On the other hand, I will probably never forget this year, but not because of its enjoyability!

Last year was the year of the plague of slugs, this year has seen an unparalleled drought coupled with a massive invasion of burrowing and gnawing rodents that truly decimated my entire garden.

Moreover, since mid April, all I have been able to do is water, water, water! This will sound pretty unbelievable when I tell you that since mid April, here in my bit of paradise, we have had less than a dozen days of any kind of rain at all.

I am pretty fortunate in having a large lake next to my house from which I am able to draw water to keep the garden going.

Unfortunately, I am not the owner of this piece of land and the pump being used to draw the water up into my garden is owned and also used by the landlord and for whatever reason he always manages to find some way to sabotage my gardening efforts.

My first crop of salad plants and early flowers, such as Aquilegia, daffodils, tulips and my ever faithful forget me nots were great, but then came the great drying up and on my greedy, sandy soil I was left with real issues keeping everything moist and life-supporting.

Then the little holes in the garden began appearing. At first I thought it was moles and knowing that these fellows are generally harmless, I didn’t pay all that much attention to them. Later, when I gradually noticed that my potatoes were not developing properly, and other crops, too, I decided to investigate further and discovered that these animals – I assume they are voles – had been busy developing a little underground settlement all over my garden and were absolutely loving and enjoying my entire crop.

At first viewing – upon digging into the soil just below the surface – my potatoes looked to be doing fine. There were healthy tubers visible and the upper plant looked fine, but then over time, the progress that I was expecting just didn’t seem to be happening.

Later examination of the situation revealed that these animals had been gnawing away at not just the entire root system of the potatoes, but also the tubers themselves. About thirty to forty percent of all the tubers were being slowly eaten by these little animals.

Of course, it has been a hard year for them too. I have read somewhere that normally, their preferred diet is the succulent roots of the grass plant, but this year all of our lawns suffered dreadfully from the lack of rain. Consequently, my nicely prepared fresh new growth was a veritable smorgasbord for the little devils.

By the time I finally realised the severity of the problem at hand, the damage had already been done. A whole potato crop decimated, my beans all dying after their roots were decapitated at the surface, the same thing happened to my peas. Interestingly enough, my onions were the only crop to have any kind of success this year. Maybe the strong taste put them off, but at least I enjoyed an early crop of Alliums, if nothing else.

Later in the season, it was devastating and bordering on ridiculous to observe how overnight, my carrots were being devoured from below. One minute the lovely fresh growth was standing proud, the next, they were being eaten away from beneath the soil. First the root was munched away, and then the top growth was pulled down into the hole left by the missing root and then there was nothing.

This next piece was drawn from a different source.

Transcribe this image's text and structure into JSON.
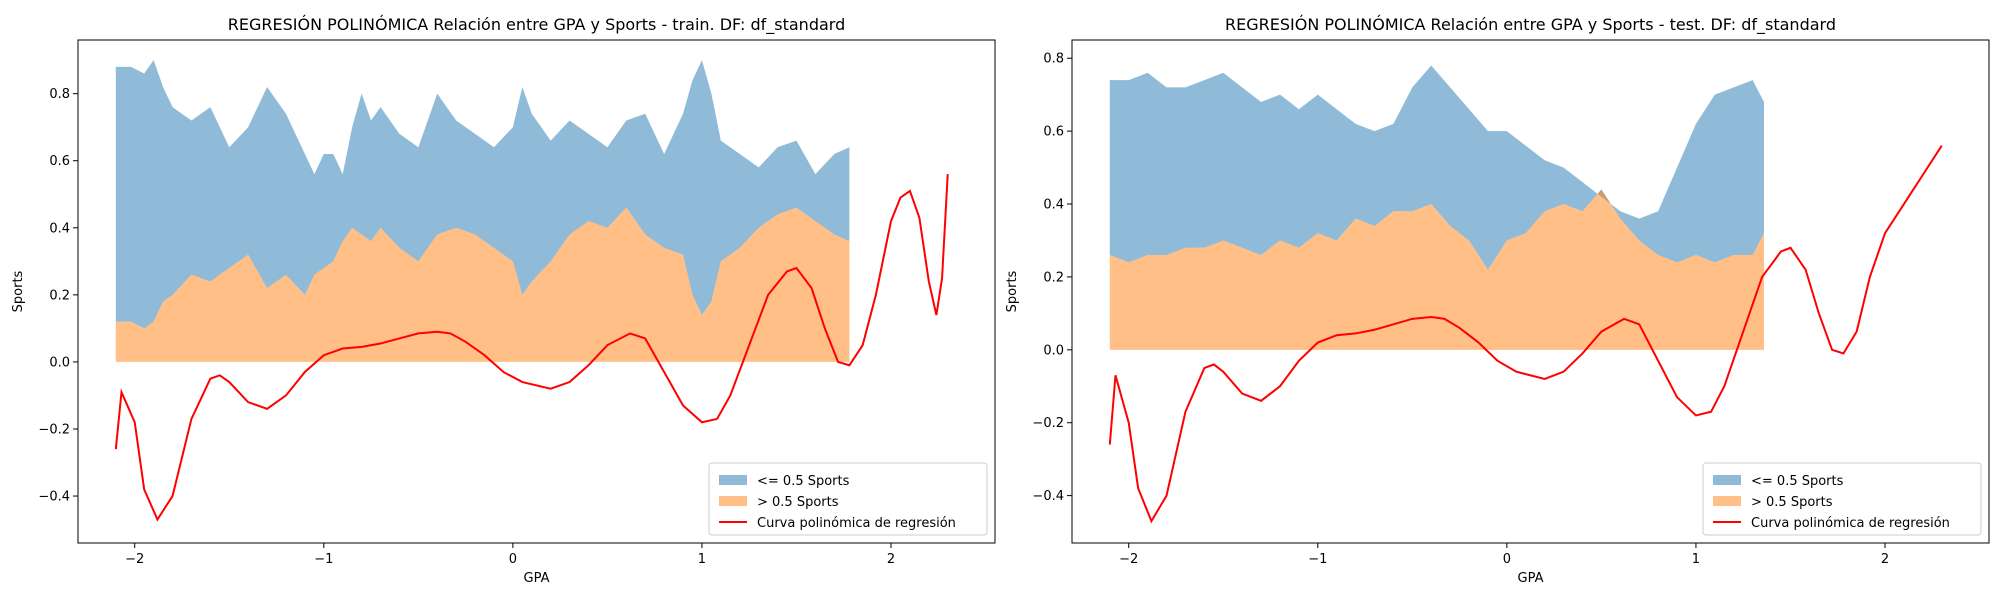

An utter disaster.

So, has there been any success this year? Well, yes and no! For the first time, the hot, dry weather enabled me to have bumper crops of Water melon, tomatoes, cucumbers, aubergines and chillies. Unfortunately, these are what I call temporary friends, because they can not so easily be stored for later use – at least not in their original state. My staples, my spuds, peas, beans, beetroot etc. were all totally wiped out. I must say, it has been mostly a quite depressing gardening year.

In fact, so much so that it has crossed my mind to give the garden up and just mess about with nursing a collection of my favourite plants: Gaura lindheimerei! Here is one species of plant that seems to thrive in this current climate!

More blog posts by persephonexaris

Previous post: A five year warm up!



Comments

 

I do sympathise with your predicaments and am amazed that you still have a great sense of humour.

Growing vegetables seems a hazardous occupation . It's something my husband doesn't do, though I complain. Perhaps he's right!

I seemed to be rescuing animals this year: birds, voles (sorry), field mice, even wasps! Read the other day that there are fewer wasps around so I have been risking life and limb (!!) by shooing them out of the house instead of reaching for the fly swot. Seems they do some pollination and honey bees are scarce in our garden.

Gaura lindheimerei: new to me but who wouldn't be attracted to a plant with a romantic name like "Whirling butterflies"!

11 Oct, 2018

 

It's depressing when all your hard work is thwarted by nature, as if you hadn't enough to contend with, with the drought and heat, trying to keep things alive, only to find that the little beasts are also against you.
We too have voles, the grass (daren't call it a lawn) is full of holes and a visiting dog we had here was fascinated and followed the burrows (presumably) with his nose to the ground. There are hundreds of them, stand still at dusk and a little head pops up somewhere!
Being on clay the grass/weeds have survived fairly well so they have enough to eat - but where are the owls when you need them?

11 Oct, 2018

 

You poor soul, how very disappointing and frustrating. A possible solution might be to get a good cat - females are the best hunters. Not a nice thought but its clearly a case of them or you... The last one we had even caught moles - but now she has gone to glory there's a large molehill appeared in the lawn...
You will probably be a hero to your voles though, for seeing them through a difficult season...

12 Oct, 2018

 

Sorry to hear about your garden problems but it's nice that you had some success with water melons etc.
I hope your garden does better next year.
Summer is not my favourite season I must say. It's always too hot or too wet.